General Motors: On the Road to Recovery, but Moving Slowly
Today’s Daily Angle comes from Wikinvest Wire members MoneyMorning.com. You can read the full article on the Money Morning blog.
General Motors Corp. just logged its first quarterly profit since 2007. The company also claims to have paid back its government loans “in full,” and is rumored to be interested in buying back its financing arm.
But the truth of the matter is that GM isn’t as far down the path to recovery as it would like the public to believe. The company’s strong first quarter was greatly aided by Toyota Motor Corp.’s (NYSE ADR: TM) highly publicized recalls. Its claims that it has paid back government debt have been greatly exaggerated. And the United Automobile Workers (UAW) union is already pushing for restoration of many of the perks that it lost during the auto industry’s near collapse.
General Motors reported first-quarter profit of $865 million as its revenue surged 40% to $31.5 billion. That made for the company’s first quarterly profit in three years. GM - a company that took millions in taxpayer money to remain viable and came close to running out of money in 2008 - reported free cash flow of $1 billion.

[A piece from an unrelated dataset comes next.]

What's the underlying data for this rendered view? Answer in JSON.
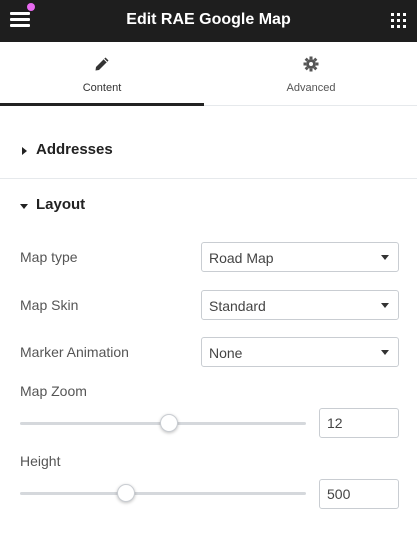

GM in April repaid the balance of its $6.7 billion loan from the U.S. government, as well as smaller loans from Canadian authorities. The company aired several ads with GM Chief Executive Officer Ed Whitacre touting that achievement.
Whitacre claimed that his company repaid the government loans “in full” and “with interest five years ahead of the original schedule.” But what Whitacre didn’t mention in the ads is that the loans were paid back with money from another government kitty. The government extended $43 billion in bailout funds to GM in addition to the nearly $7 billion in loans the company claims to have repaid.
At this point, the U.S. taxpayer still owns a 61% stake in General Motors and a 56.3% stake in Ally Bank, formerly known as GMAC LLC.
GM won’t be able to pay off its debt until it launches an initial public stock offering - the timetable for which is still unclear. GM Chief Financial Officer Chris Liddell said the IPO could come later this year, but it’s just as likely to be pushed off into next year.
“The IPO will happen when the market’s ready and when the company is ready,” said Liddell. “It could happen by the end of this year, that’s a possibility. It could happen next year, that’s a possibility as well.”
GM’s first-quarter profit “is a good, useful step on the road to the IPO,” he said. “I’d like to think the first quarter demonstrates we’re making good progress. Now that we’ve achieved profitability, the next step is to achieve sustainable profitability.”
Sluggish sales in Europe will be one of the major roadblocks to that effort.
GM in the first quarter earned $1.2 billion before interest in North America compared to a $500 million loss in Europe, according to Liddell.
GM plans to cut 8,000 jobs at its European unit, Opel, and reduce its capacity by 20%. Continued restructuring costs at Opel will almost certainly lead to losses beyond the $506 million pretax first-quarter deficit.
Still, even if GM does turn its business around, the taxpayer is likely to remain on the hook for a substantial sum of money. The U.S. Treasury has $43 million tied up in the carmaker, which means GM would need to have a total value of about $80 billion after dilution for the government to break even, BusinessWeek reported. The old GM’s market capitalization peaked at about $53 billion in April 2000, according to Global Financial Data.
Fortunately, the loss on the government’s investment is now expected to be less than $8 billion, which is significantly less than the $30 billion projected in 2009.